Other medical risk factors are prevalent in the mentally ill population. Smoking is widespread, often heavy, and longstanding in nature. A sedentary lifestyle associated with institutionalization, lack of jobs or daily activities, decreased cardiovascular function, and poor diet is the norm. The incidence of obesity, metabolic syndrome, diabetes, and cardiopulmonary disease is estimated to be double that of the general population [20]. Psychotropic medications are independently associated with prolonged QT intervals [21], metabolic syndrome [22], seizures, and endocrine disorders such as hyperprolactinemia [23]. For a variety of reasons, compliance with taking medications is often less than ideal.

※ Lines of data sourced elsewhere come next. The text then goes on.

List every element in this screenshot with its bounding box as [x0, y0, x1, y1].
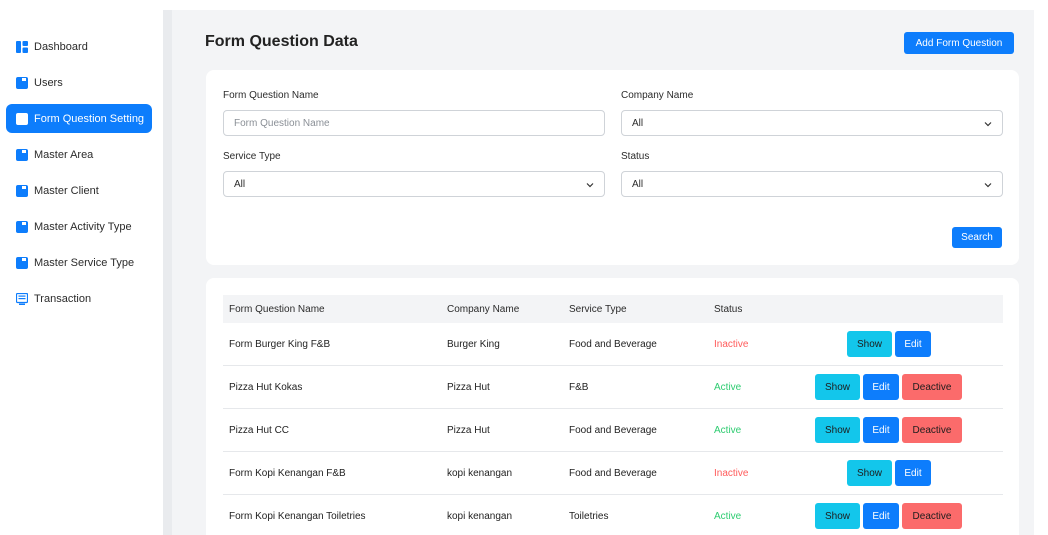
sidebar-item-form-question-setting[interactable]: Form Question Setting: [6, 104, 152, 133]
cell-company-name: Pizza Hut: [447, 424, 490, 436]
cell-service-type: F&B: [569, 381, 589, 393]
cell-company-name: Burger King: [447, 338, 500, 350]
sidebar-item-master-area[interactable]: Master Area: [6, 140, 152, 169]
filter-card: Form Question Name Company Name All Serv…: [206, 70, 1019, 265]
status-badge: Inactive: [714, 338, 749, 350]
form-question-name-label: Form Question Name: [223, 90, 319, 101]
cell-company-name: kopi kenangan: [447, 467, 513, 479]
chevron-down-icon: [984, 183, 992, 188]
sidebar-item-transaction[interactable]: Transaction: [6, 284, 152, 313]
show-button[interactable]: Show: [847, 460, 892, 486]
deactive-button[interactable]: Deactive: [902, 503, 962, 529]
chevron-down-icon: [984, 122, 992, 127]
area-icon: [16, 148, 28, 161]
cell-form-question-name: Pizza Hut Kokas: [229, 381, 303, 393]
table-row: Form Kopi Kenangan F&B kopi kenangan Foo…: [223, 452, 1003, 495]
cell-service-type: Food and Beverage: [569, 338, 657, 350]
edit-button[interactable]: Edit: [895, 460, 931, 486]
show-button[interactable]: Show: [815, 503, 860, 529]
cell-form-question-name: Form Kopi Kenangan Toiletries: [229, 511, 366, 522]
sidebar-item-master-activity-type[interactable]: Master Activity Type: [6, 212, 152, 241]
cell-form-question-name: Form Burger King F&B: [229, 338, 331, 350]
sidebar-item-label: Master Activity Type: [34, 220, 132, 233]
page-title: Form Question Data: [205, 33, 358, 50]
cell-service-type: Toiletries: [569, 511, 609, 522]
service-type-select[interactable]: All: [223, 171, 605, 197]
dashboard-icon: [16, 40, 28, 53]
cell-service-type: Food and Beverage: [569, 467, 657, 479]
table-row: Pizza Hut CC Pizza Hut Food and Beverage…: [223, 409, 1003, 452]
cell-company-name: kopi kenangan: [447, 511, 513, 522]
status-select[interactable]: All: [621, 171, 1003, 197]
form-question-name-input[interactable]: [223, 110, 605, 136]
sidebar-divider: [163, 10, 172, 535]
status-badge: Active: [714, 511, 742, 522]
sidebar-item-label: Form Question Setting: [34, 112, 145, 125]
edit-button[interactable]: Edit: [863, 374, 899, 400]
sidebar-item-label: Master Area: [34, 148, 94, 161]
column-header-company-name: Company Name: [447, 303, 520, 315]
form-icon: [16, 112, 28, 125]
show-button[interactable]: Show: [815, 374, 860, 400]
deactive-button[interactable]: Deactive: [902, 417, 962, 443]
status-label: Status: [621, 151, 650, 162]
status-badge: Active: [714, 424, 742, 436]
table-row: Pizza Hut Kokas Pizza Hut F&B Active Sho…: [223, 366, 1003, 409]
status-value: All: [632, 178, 644, 190]
users-icon: [16, 76, 28, 89]
status-badge: Active: [714, 381, 742, 393]
chevron-down-icon: [586, 183, 594, 188]
service-type-label: Service Type: [223, 151, 281, 162]
service-icon: [16, 256, 28, 269]
sidebar-item-master-service-type[interactable]: Master Service Type: [6, 248, 152, 277]
cell-form-question-name: Form Kopi Kenangan F&B: [229, 467, 346, 479]
app-root: Dashboard Users Form Question Setting Ma…: [0, 0, 1048, 535]
cell-company-name: Pizza Hut: [447, 381, 490, 393]
sidebar-item-label: Users: [34, 76, 63, 89]
add-form-question-button[interactable]: Add Form Question: [904, 32, 1014, 54]
company-name-label: Company Name: [621, 90, 694, 101]
company-name-value: All: [632, 117, 644, 129]
sidebar-item-dashboard[interactable]: Dashboard: [6, 32, 152, 61]
table-header: Form Question Name Company Name Service …: [223, 295, 1003, 323]
table-card: Form Question Name Company Name Service …: [206, 278, 1019, 535]
table-row: Form Burger King F&B Burger King Food an…: [223, 323, 1003, 366]
edit-button[interactable]: Edit: [863, 417, 899, 443]
edit-button[interactable]: Edit: [863, 503, 899, 529]
table-row: Form Kopi Kenangan Toiletries kopi kenan…: [223, 495, 1003, 535]
cell-form-question-name: Pizza Hut CC: [229, 424, 290, 436]
sidebar-item-users[interactable]: Users: [6, 68, 152, 97]
sidebar-item-label: Master Client: [34, 184, 99, 197]
deactive-button[interactable]: Deactive: [902, 374, 962, 400]
column-header-service-type: Service Type: [569, 303, 627, 315]
sidebar-item-label: Dashboard: [34, 40, 88, 53]
sidebar-item-master-client[interactable]: Master Client: [6, 176, 152, 205]
show-button[interactable]: Show: [815, 417, 860, 443]
client-icon: [16, 184, 28, 197]
sidebar-item-label: Transaction: [34, 292, 92, 305]
sidebar-item-label: Master Service Type: [34, 256, 135, 269]
sidebar: Dashboard Users Form Question Setting Ma…: [0, 0, 163, 535]
column-header-status: Status: [714, 303, 743, 315]
column-header-form-question-name: Form Question Name: [229, 303, 325, 315]
cell-service-type: Food and Beverage: [569, 424, 657, 436]
status-badge: Inactive: [714, 467, 749, 479]
company-name-select[interactable]: All: [621, 110, 1003, 136]
show-button[interactable]: Show: [847, 331, 892, 357]
service-type-value: All: [234, 178, 246, 190]
transaction-icon: [15, 292, 29, 305]
edit-button[interactable]: Edit: [895, 331, 931, 357]
main-content: Form Question Data Add Form Question For…: [172, 10, 1034, 535]
activity-icon: [16, 220, 28, 233]
search-button[interactable]: Search: [952, 227, 1002, 248]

Despite the evidence that the yield of routine laboratory testing is very low and not cost-effective, these medical conditions will require ongoing monitoring and management regardless of where the patient is sent. In addition, most mental health units still have a very limited ability to order X-rays, electrocardiograms (EKGs), or even obtain emergency blood draws. It is entirely possible that if the much maligned “routine” tests are not done in the ED setting, it could be days before they can be performed, if they are done at all. One could therefore conclude that the basic parameters discussed so far have now shifted. The facilities should be available to allow laboratory testing as needed. More extensive testing should be considered for even the apparently healthy mental health patient. All of the routine tests discussed above may provide a valuable baseline for the accepting mental health team. A lipid panel, even if the patient has not been fasting, can shed light on an occult condition. Liver function testing, including ammonia levels, should be considered in view of the extensive hepatic metabolism of many psychotropic medications. Hemoglobin A1c levels can highlight a patient at risk for diabetes. An EKG to establish a baseline for possible QT prolongation is reasonable. A chest X-ray should be considered in any patient who smokes. Certainly, the blood levels of medications being administered should be drawn.

6 Summary

In summary, this chapter has traced how a clear dichotomy of clinical care and professional responsibilities changed into a triangle and has now morphed into some complex geometric figure. The emergency physician and the emergency psychiatrist in many ways now perform gatekeeper functions and need to be cognizant not just of emergency care, but also of at least some of the ongoing care that this patient population may need. The ability to obtain immediate, basic laboratory testing should now be standard, and advanced testing should be available when needed. Of particular note is the fact that the history has never been as important as it is in the current medical system, and to the current discussion. A proper physical examination will always be critical in the evaluation of a mental health patient. The emergency department has truly become an integral part of the mental health team.